Na conversa com o ECO/ECOSeguros, à margem de um encontro com alunos de Finanças do ISEG, Ana Teresa Moutinho admitiu ainda que ponderou entrar na corrida à direção da EIOPA – cargo que passará para as mãos do polaco Damian Jaworski a partir do próximo dia 1 de abril – embora tenha optado por não avançar com uma candidatura por dúvidas sobre o “equilíbrio vida profissional e pessoal”.
A EIOPA foi fundada em 2011, ano em que Durão Barroso era presidente da Comissão Europeia, e no ano seguinte a Ana Teresa chega a esta instituição, após mais de uma década na (agora) Autoridade de Supervisão de Seguros e Fundos de Pensões (ASF). Como é que foi passar de um regulador nacional para um super-regulador europeu?
A decisão foi bastante natural, porque eu estava na autoridade, então ISP – Instituto de Seguros de Portugal, trabalhava com o Dr. Gabriel Bernardino (hoje presidente da ASF) e acompanhámos todo o dossiê do início da Solvência II. Por exemplo, estive no projeto inicial, em 2001, que deu origem a grupos de trabalho para discutir o novo regime prudencial que fosse risk-based [abordagem baseada em risco] para as seguradoras, porque antes não havia e estava mais que reconhecido, por parte parte dos supervisores, que era necessário fazer uma mudança a esse nível. As diretivas eram dos anos 70… A partir de Portugal, sob a égide de Gabriel Bernardino enquanto diretor do departamento, estivemos sempre muito envolvidos nesse regime. A ideia dele sempre foi: como em Portugal temos bons profissionais e sabemos como é que deve ser feita esta evolução, temos que estar lá para a influenciar.

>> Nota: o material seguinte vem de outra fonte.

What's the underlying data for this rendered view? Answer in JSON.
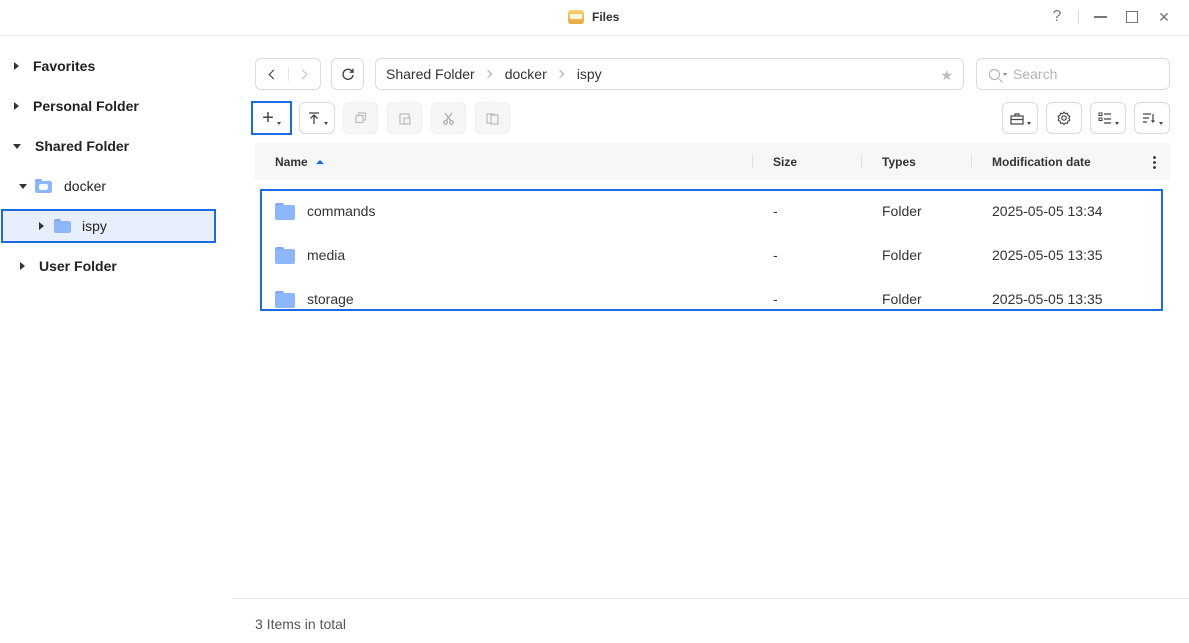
{
  "window": {
    "title": "Files",
    "help": "?",
    "close": "✕"
  },
  "sidebar": {
    "items": [
      {
        "label": "Favorites"
      },
      {
        "label": "Personal Folder"
      },
      {
        "label": "Shared Folder"
      },
      {
        "label": "docker"
      },
      {
        "label": "ispy"
      },
      {
        "label": "User Folder"
      }
    ]
  },
  "toolbar": {
    "path": [
      "Shared Folder",
      "docker",
      "ispy"
    ],
    "search_placeholder": "Search",
    "create_label": "+"
  },
  "table": {
    "columns": [
      "Name",
      "Size",
      "Types",
      "Modification date"
    ],
    "rows": [
      {
        "name": "commands",
        "size": "-",
        "type": "Folder",
        "modified": "2025-05-05 13:34"
      },
      {
        "name": "media",
        "size": "-",
        "type": "Folder",
        "modified": "2025-05-05 13:35"
      },
      {
        "name": "storage",
        "size": "-",
        "type": "Folder",
        "modified": "2025-05-05 13:35"
      }
    ]
  },
  "status": {
    "total": "3 Items in total"
  },
  "colors": {
    "accent": "#1a6be0",
    "folder": "#8eb6fb",
    "selected_bg": "#e7effc"
  }
}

Depois, quando foi criada a EIOPA, candidatou-se. A nossa equipa tinha uma mentalidade europeia. Se já trabalhávamos a representar Portugal com essa abordagem e estratégia, por que não dar o salto, vir para cá e contribuir daqui?
E agora Gabriel Bernardino regressou a Portugal, desta vez, para liderar a ASF. Como viu esta nomeação?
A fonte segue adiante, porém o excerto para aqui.